Original issue reported on code.google.com by xtru...@gmail.com on 11 Jan 2013 at 4:02

GoogleCodeExporter commented 8 years ago
s3fs has a memory leak.  Please see Issue 278.

Original comment by nicho...@ifactorinc.com on 11 Jan 2013 at 7:46

GoogleCodeExporter commented 8 years ago
Hi,

Latest s3fs(now v1.67) is fixed some memory leak.
Please try to check it.
I closed this issue so I arrange opened past Issue.

If you find more memory leak, please let me know and re-post new issue with 
more information.

Regards,

Original comment by ggta...@gmail.com on 15 Apr 2013 at 7:19

GoogleCodeExporter commented 8 years ago
Hi

This issue is re-opened because s3fs has memory leak yet.
I reapeared memory leak with using HTTPS. (but I could not reapear it without 
https(http))

So that, Issue 191, Issue 278,  Issue 343 are included this issue.
Please let me know more information for fixing memory leak.

Thank you for your help.

Original comment by ggta...@gmail.com on 10 Jun 2013 at 4:24

GoogleCodeExporter commented 8 years ago
I checked this issue, but I could not solve this problem fundamentally.
(I found some small malfunction, but could not solve this.)

However, all who have same issue are not the same conditions, but I found one 
of cause.
When s3fs connects with HTTPS and the libcurl with NSS, s3fs leaks memory in 
curl with nss.
(This case is already posted Issue 191 by huwtlewis)
Maybe this case is occurred when libcurl is under 7.21.5 version.
** see)  http://curl.haxx.se/changes.html

I try to run s3fs with libcurl 7.30.0(nss, no openssl), then it seems work good.

And I checked libcurl(openssl, no nss), it seems s3fs has no problem while 
running.

I continue to look into a problem, and try to fix this.
But anyone who has this problem, please let me know about your libcurl version 
and nss/openssl.
And if you can, please try to run another version or openssl instead of nss.

Thanks in advance for your help.

Original comment by ggta...@gmail.com on 13 Jun 2013 at 6:40

GoogleCodeExporter commented 8 years ago
Hi, all

I checked about curl version and libnss/openssl.
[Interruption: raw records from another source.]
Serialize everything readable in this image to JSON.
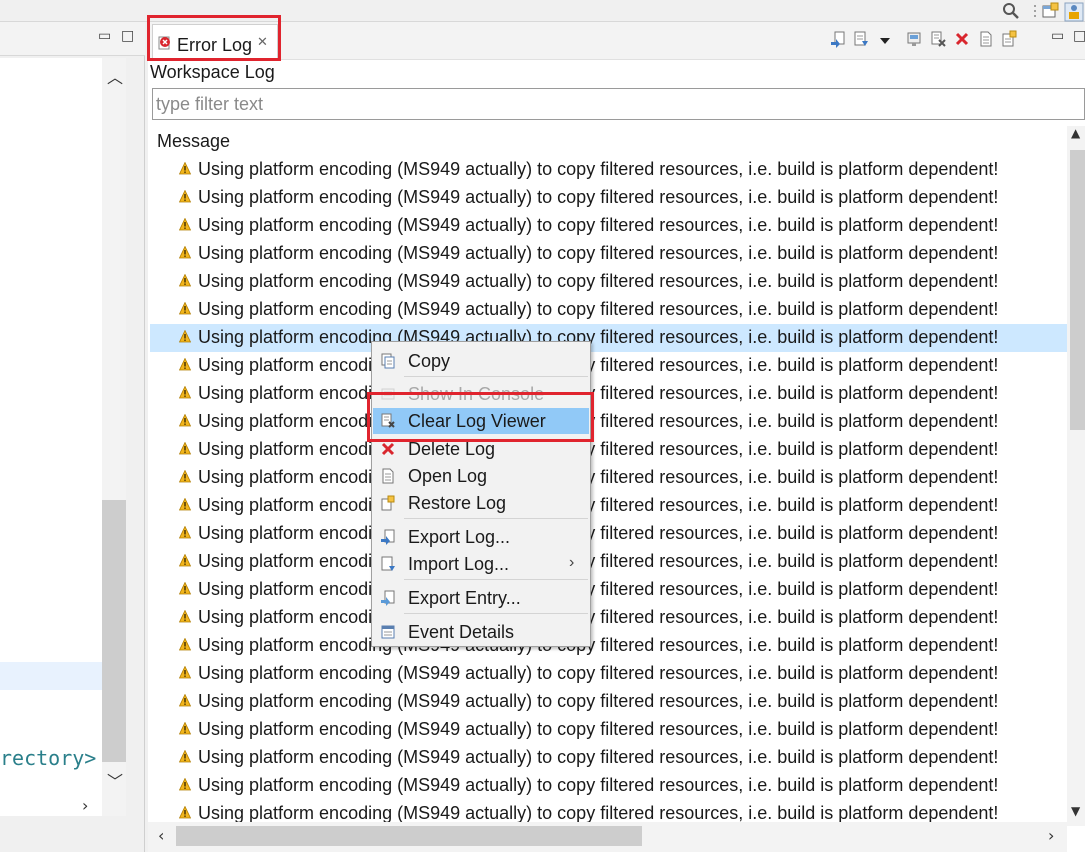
{
  "left_pane": {
    "code_fragment": "rectory>"
  },
  "tab": {
    "label": "Error Log",
    "close_glyph": "✕"
  },
  "toolbar_icons": [
    "export-log-icon",
    "import-log-icon",
    "view-menu-icon",
    "activate-on-new-events-icon",
    "clear-log-icon",
    "delete-log-icon",
    "open-log-icon",
    "restore-log-icon",
    "minimize-icon",
    "maximize-icon"
  ],
  "view": {
    "workspace_label": "Workspace Log",
    "filter_placeholder": "type filter text",
    "column_header": "Message"
  },
  "log_rows": [
    {
      "message": "Using platform encoding (MS949 actually) to copy filtered resources, i.e. build is platform dependent!",
      "severity": "warning"
    },
    {
      "message": "Using platform encoding (MS949 actually) to copy filtered resources, i.e. build is platform dependent!",
      "severity": "warning"
    },
    {
      "message": "Using platform encoding (MS949 actually) to copy filtered resources, i.e. build is platform dependent!",
      "severity": "warning"
    },
    {
      "message": "Using platform encoding (MS949 actually) to copy filtered resources, i.e. build is platform dependent!",
      "severity": "warning"
    },
    {
      "message": "Using platform encoding (MS949 actually) to copy filtered resources, i.e. build is platform dependent!",
      "severity": "warning"
    },
    {
      "message": "Using platform encoding (MS949 actually) to copy filtered resources, i.e. build is platform dependent!",
      "severity": "warning"
    },
    {
      "message": "Using platform encoding (MS949 actually) to copy filtered resources, i.e. build is platform dependent!",
      "severity": "warning",
      "selected": true
    },
    {
      "message": "Using platform encoding (MS949 actually) to copy filtered resources, i.e. build is platform dependent!",
      "severity": "warning"
    },
    {
      "message": "Using platform encoding (MS949 actually) to copy filtered resources, i.e. build is platform dependent!",
      "severity": "warning"
    },
    {
      "message": "Using platform encoding (MS949 actually) to copy filtered resources, i.e. build is platform dependent!",
      "severity": "warning"
    },
    {
      "message": "Using platform encoding (MS949 actually) to copy filtered resources, i.e. build is platform dependent!",
      "severity": "warning"
    },
    {
      "message": "Using platform encoding (MS949 actually) to copy filtered resources, i.e. build is platform dependent!",
      "severity": "warning"
    },
    {
      "message": "Using platform encoding (MS949 actually) to copy filtered resources, i.e. build is platform dependent!",
      "severity": "warning"
    },
    {
      "message": "Using platform encoding (MS949 actually) to copy filtered resources, i.e. build is platform dependent!",
      "severity": "warning"
    },
    {
      "message": "Using platform encoding (MS949 actually) to copy filtered resources, i.e. build is platform dependent!",
      "severity": "warning"
    },
    {
      "message": "Using platform encoding (MS949 actually) to copy filtered resources, i.e. build is platform dependent!",
      "severity": "warning"
    },
    {
      "message": "Using platform encoding (MS949 actually) to copy filtered resources, i.e. build is platform dependent!",
      "severity": "warning"
    },
    {
      "message": "Using platform encoding (MS949 actually) to copy filtered resources, i.e. build is platform dependent!",
      "severity": "warning"
    },
    {
      "message": "Using platform encoding (MS949 actually) to copy filtered resources, i.e. build is platform dependent!",
      "severity": "warning"
    },
    {
      "message": "Using platform encoding (MS949 actually) to copy filtered resources, i.e. build is platform dependent!",
      "severity": "warning"
    },
    {
      "message": "Using platform encoding (MS949 actually) to copy filtered resources, i.e. build is platform dependent!",
      "severity": "warning"
    },
    {
      "message": "Using platform encoding (MS949 actually) to copy filtered resources, i.e. build is platform dependent!",
      "severity": "warning"
    },
    {
      "message": "Using platform encoding (MS949 actually) to copy filtered resources, i.e. build is platform dependent!",
      "severity": "warning"
    },
    {
      "message": "Using platform encoding (MS949 actually) to copy filtered resources, i.e. build is platform dependent!",
      "severity": "warning"
    }
  ],
  "context_menu": {
    "items": [
      {
        "label": "Copy",
        "icon": "copy-icon",
        "enabled": true
      },
      {
        "label": "Show In Console",
        "icon": "console-icon",
        "enabled": false
      },
      {
        "label": "Clear Log Viewer",
        "icon": "clear-log-icon",
        "enabled": true,
        "highlighted": true
      },
      {
        "label": "Delete Log",
        "icon": "delete-icon",
        "enabled": true
      },
      {
        "label": "Open Log",
        "icon": "open-log-icon",
        "enabled": true
      },
      {
        "label": "Restore Log",
        "icon": "restore-log-icon",
        "enabled": true
      },
      {
        "label": "Export Log...",
        "icon": "export-log-icon",
        "enabled": true
      },
      {
        "label": "Import Log...",
        "icon": "import-log-icon",
        "enabled": true,
        "submenu": true
      },
      {
        "label": "Export Entry...",
        "icon": "export-entry-icon",
        "enabled": true
      },
      {
        "label": "Event Details",
        "icon": "event-details-icon",
        "enabled": true
      }
    ]
  },
  "colors": {
    "highlight_box": "#e0242e",
    "selection": "#cde8ff",
    "menu_highlight": "#91c9f7",
    "warning": "#e8a400"
  }
}
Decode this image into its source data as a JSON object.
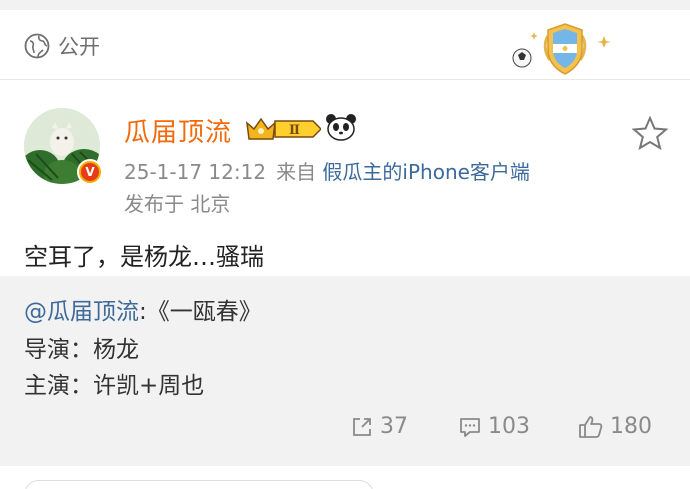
{
  "visibility": {
    "label": "公开",
    "icon": "globe-icon"
  },
  "post": {
    "username": "瓜届顶流",
    "vip_level": "Ⅱ",
    "timestamp": "25-1-17 12:12",
    "from_prefix": "来自",
    "client": "假瓜主的iPhone客户端",
    "location": "发布于 北京",
    "text": "空耳了，是杨龙…骚瑞"
  },
  "repost": {
    "mention": "@瓜届顶流",
    "title_text": ":《一瓯春》",
    "line2": "导演：杨龙",
    "line3": "主演：许凯+周也"
  },
  "stats": {
    "shares": "37",
    "comments": "103",
    "likes": "180"
  },
  "colors": {
    "username": "#f26a0c",
    "link": "#3d6a9a",
    "meta": "#8a8a8a"
  }
}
At first, if s3fs run with libcurl linked libnss(not OpenSSL), maybe you need 
to use libcurl version 7.21.5 after.
If you use libcurl(with libnss) under version it, s3fs has many memory leak.
But you use libcurl(with libnss) after 7.21.5, s3fs leaks memory only 40 
bytes(maybe this is for loading nss module…)
Next, if you use libcurl with OpenSSL, s3fs does not leak memory.(I checked 
version 7.19.7)

* Summary for s3fs and libcurl ( libnss, openssl ):
   I tested it by the following combinations.
    curl 7.19.7 + libnss 3.13.1.0       --> memory leak(many)
    curl 7.19.7 + openssl 1.0.0     --> no memory leak
    curl 7.30.0 + libnss 3.14.0.0       --> no memory leak(but only 40 bytes for loading libs)
    curl 7.30.0 + openssl 1.0.0     --> no memory leak

So that, I updated FuseOverAmazon wiki for this problem.
http://code.google.com/p/s3fs/wiki/FuseOverAmazon

Someone who has this problem(memory leak), please check your libcurl version 
and linking library(libnss or openssl).
And please let me know your opinion about this reply.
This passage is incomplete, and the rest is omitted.